Recently I carried out my first integration to the new (to the UK) payment processing provider Stripe. My client Jasper Goodall was looking at moving to Paypal for taking payments and having integrated with Paypal in the past, I suggested Stripe as a more developer and client friendly alternative. He liked the look of Stripe and signed up.
I was moving the site from using Sagepay over to Stripe and as all the basket and post-payment logic was written, dropping in Stripe was very straightforward. Their documentation is very clear, testing is simple, and taking a payment is a doddle. I hit a few minor issues, which were:
PHP needs ‘mbstring’ turned on
My local PHP 5.2.4 install didn’t have mbstring on by default, so I had to install it. This was on my Windows PC so I had to move the mbstring DLL in to the main ‘php’ directory and edit the httpd.conf file to include the DLL as one that needed to be loaded. I then restarted Apache and it was working fine.

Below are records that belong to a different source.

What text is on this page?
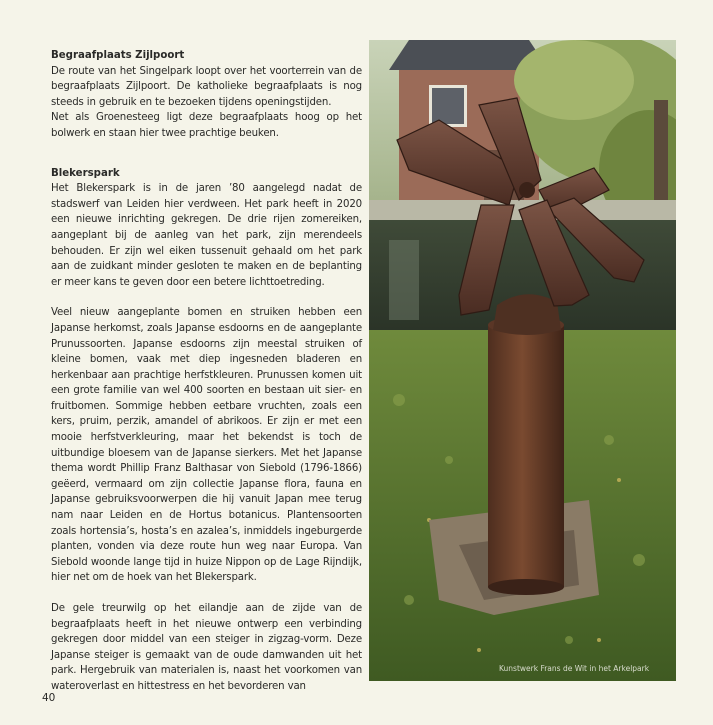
Begraafplaats Zijlpoort

De route van het Singelpark loopt over het voorterrein van de begraafplaats Zijlpoort. De katholieke begraafplaats is nog steeds in gebruik en te bezoeken tijdens openingstijden.
Net als Groenesteeg ligt deze begraafplaats hoog op het bolwerk en staan hier twee prachtige beuken.

Blekerspark

Het Blekerspark is in de jaren ’80 aangelegd nadat de stadswerf van Leiden hier verdween. Het park heeft in 2020 een nieuwe inrichting gekregen. De drie rijen zomereiken, aangeplant bij de aanleg van het park, zijn merendeels behouden. Er zijn wel eiken tussenuit gehaald om het park aan de zuidkant minder gesloten te maken en de beplanting er meer kans te geven door een betere lichttoetreding.

Veel nieuw aangeplante bomen en struiken hebben een Japanse herkomst, zoals Japanse esdoorns en de aangeplante Prunussoorten. Japanse esdoorns zijn meestal struiken of kleine bomen, vaak met diep ingesneden bladeren en herkenbaar aan prachtige herfstkleuren. Prunussen komen uit een grote familie van wel 400 soorten en bestaan uit sier- en fruitbomen. Sommige hebben eetbare vruchten, zoals een kers, pruim, perzik, amandel of abrikoos. Er zijn er met een mooie herfstverkleuring, maar het bekendst is toch de uitbundige bloesem van de Japanse sierkers. Met het Japanse thema wordt Phillip Franz Balthasar von Siebold (1796-1866) geëerd, vermaard om zijn collectie Japanse flora, fauna en Japanse gebruiksvoorwerpen die hij vanuit Japan mee terug nam naar Leiden en de Hortus botanicus. Plantensoorten zoals hortensia’s, hosta’s en azalea’s, inmiddels ingeburgerde planten, vonden via deze route hun weg naar Europa. Van Siebold woonde lange tijd in huize Nippon op de Lage Rijndijk, hier net om de hoek van het Blekerspark.

De gele treurwilg op het eilandje aan de zijde van de begraafplaats heeft in het nieuwe ontwerp een verbinding gekregen door middel van een steiger in zigzag-vorm. Deze Japanse steiger is gemaakt van de oude damwanden uit het park. Hergebruik van materialen is, naast het voorkomen van wateroverlast en hittestress en het bevorderen van

40
Kunstwerk Frans de Wit in het Arkelpark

My host did have mbstring turned on, so I didn’t need to change anything there.
Secure certificate required
My client didn’t have a certificate to allow his to use SSL. However his host, Claranet, had a shared secure area that all of their customers could use without requiring their own certificate. This was good, but I had to re-code parts of his site so things like the stylesheets would load properly when using this area.
If you or your client are on shared hosting with one of the larger providers, it’s worth checking to see if they have a secure area you can use before investing in your own certificate. This can save you some money, but has the disadvantage that the URL of your secure pages won’t show your domain in that part of the website address, which may make some customers suspicious. It will be worth adding some text to your pages explaining how they are secured if you think that is going to be a problem.
Coding up receipts
Previously, we were using Sagepay which takes various information about the products in the customer’s basket and builds an e-mail notification of the sale for you. Stripe just take the amount of money you are charging, so I had to update the website to create a notification for the customer, and one to tell the client a sale had been made. These were very simple additions to the post-sale process.
Overall, Stripe was a delight to integrate with. I’ve set up shops using several payment gateways – Sagepay (was Protx), Worldpay, Secure Trading, Paypal, and Paypoint. Stripe was by far the easiest, taking only a few hours to integrate with including the bug fixing of my setup and the re-coding of the existing shop to send the right information through and use the extra secure area of their hosting. If you were starting from a cleaner base, you’d probably be looking at an hour or two including reading the documentation. Really nice.